Заготовка рогов и копыт приобрела особую злободневность зимой и весной 1930 в связи с массовым забоем скота крестьянами в ответ на коллективизацию. Это явление было всем известно и актуально в год действия ЗТ. Журналистка Татьяна Тэсс в очерке "Самим себя накормить" напоминает, что "кулак не будет кормить рабочих белым хлебом. .. И потому, взамен перебитого, порезанного кулаками скота нам нужно самим организовать фабрики мяса" [Ог 30.10.30]. О продаже крестьянами рогов и копыт на клей упоминает хорошо осведомленный в советских делах Рукейзер [Working for the Soviets, 215]. "Успехам" колхозного движения вторит рост бендеровской конторы (правда, уже без участия Остапа). Если в ЗТ 15 туда являлся лишь один мужик с мешком грязных рогов, то в ЗТ 35 в ворота "Гособъединения Рога и Копыта", украшенные портретами вождей, въезжают "трехтонные грузовики, нагруженные доверху кондиционными рогами и копытами". Предположить указанный символизм тем логичнее, что ведь и первое появление бендеровских "Рогов и копыт" на месте пяти частников имело сходный историко-символический характер, знаменуя смену нэпа новым курсом на индустриализацию и коллективизацию [см. ЗТ 14//23, а также выше, примечания 1-3]. Между появлением вывески в ЗТ 14, приходом мужика с рогами в ЗТ 15 и грузовиками в ЗТ 35 определенно прочерчивается связующая линия.
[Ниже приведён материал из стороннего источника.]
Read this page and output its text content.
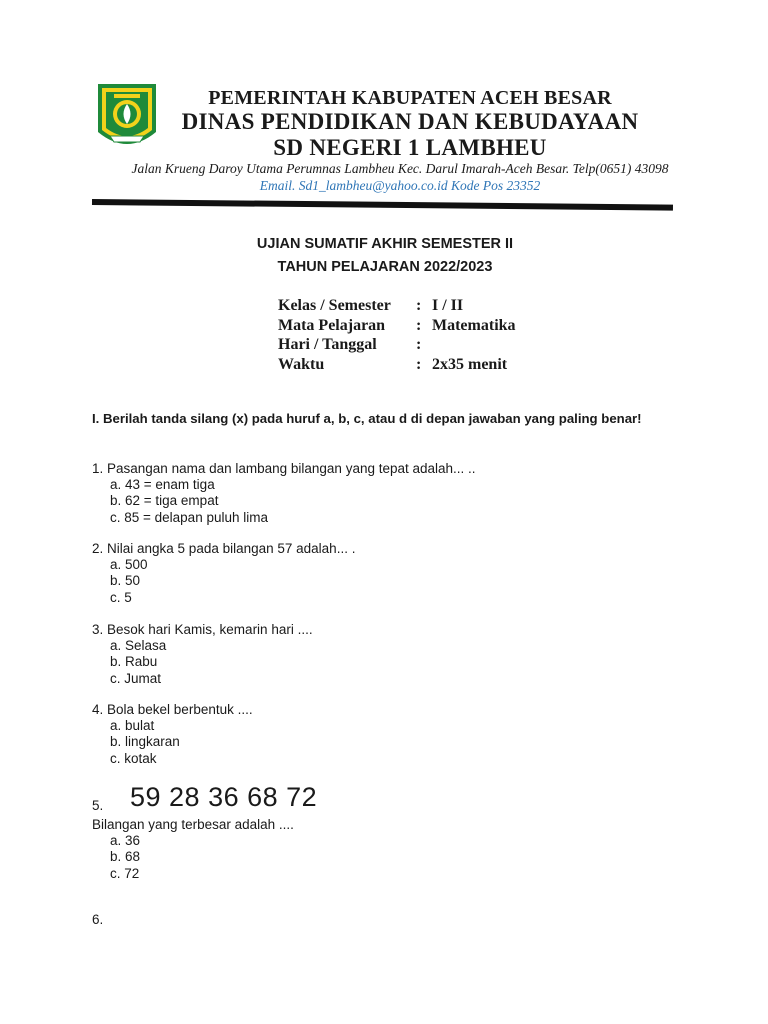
PEMERINTAH KABUPATEN ACEH BESAR
DINAS PENDIDIKAN DAN KEBUDAYAAN
SD NEGERI 1 LAMBHEU
Jalan Krueng Daroy Utama Perumnas Lambheu Kec. Darul Imarah-Aceh Besar. Telp(0651) 43098
Email. Sd1_lambheu@yahoo.co.id Kode Pos 23352
UJIAN SUMATIF AKHIR SEMESTER II
TAHUN PELAJARAN 2022/2023
Kelas / Semester : I / II
Mata Pelajaran : Matematika
Hari / Tanggal :
Waktu	: 2x35 menit
I. Berilah tanda silang (x) pada huruf a, b, c, atau d di depan jawaban yang paling benar!
1. Pasangan nama dan lambang bilangan yang tepat adalah... ..
a. 43 = enam tiga
b. 62 = tiga empat
c. 85 = delapan puluh lima
2. Nilai angka 5 pada bilangan 57 adalah... .
a. 500
b. 50
c. 5
3. Besok hari Kamis, kemarin hari ....
a. Selasa
b. Rabu
c. Jumat
4. Bola bekel berbentuk ....
a. bulat
b. lingkaran
c. kotak
5. 59 28 36 68 72
Bilangan yang terbesar adalah ....
a. 36
b. 68
c. 72
6.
Тот факт, что "Рога и копыта" как имя учреждения были придуманы еще в доколхозную эпоху, этой гипотезе не мешает, ведь старые мотивы всегда могут получить актуальность и новый стимул к жизни в изменившихся обстоятельствах.
15//7
В душе я бюрократ и головотяп. Мы будем заготовлять что-нибудь очень смешное, например, чайные ложечки, собачьи номера или шмуклерский товар.
— Шмуклер (из еврейско-немецкого: Schmuckler — позументщик) — ремесленник, производящий шнуры, кисти, бахрому [Даль, Фасмер]. Об одном применении чайных ложечек см. ЗТ 35//10.Бюрократизм и головотяпство — пороки советского аппарата, часто обличаемые в массовых кампаниях и в прессе 1929-1930. Под головотяпством понималось неумелое хозяйствование, приводящее к непомерным затратам, порче материала, выпуску ненужной продукции при нехватке нужной и т. п. См. в "Правде" заголовки вроде: "Памятник головотяпству" (о строительстве грандиозного моста через реку Пахру якобы в память Ленина); "Рационализация — головотяпство" (о технических новшествах, приведших к исчезновению товаров в магазинах); "Овощи погибают, головотяпы живы!"; "Посеяли капусту, выросло... головотяпство"; "Не плодоовощной рынок, а базар головотяпов" (о перебоях в снабжении овощами) и т. п.
Слово восходит к "Истории одного города" Салтыкова-Щедрина: "Головотяпами... прозывались эти люди оттого, что имели привычку „тяпать" головами обо все, что бы ни встретилось на пути. Стена попадется — об стену тяпают; богу молиться начнут — об пол тяпают..." [О корени происхождения глуповцев].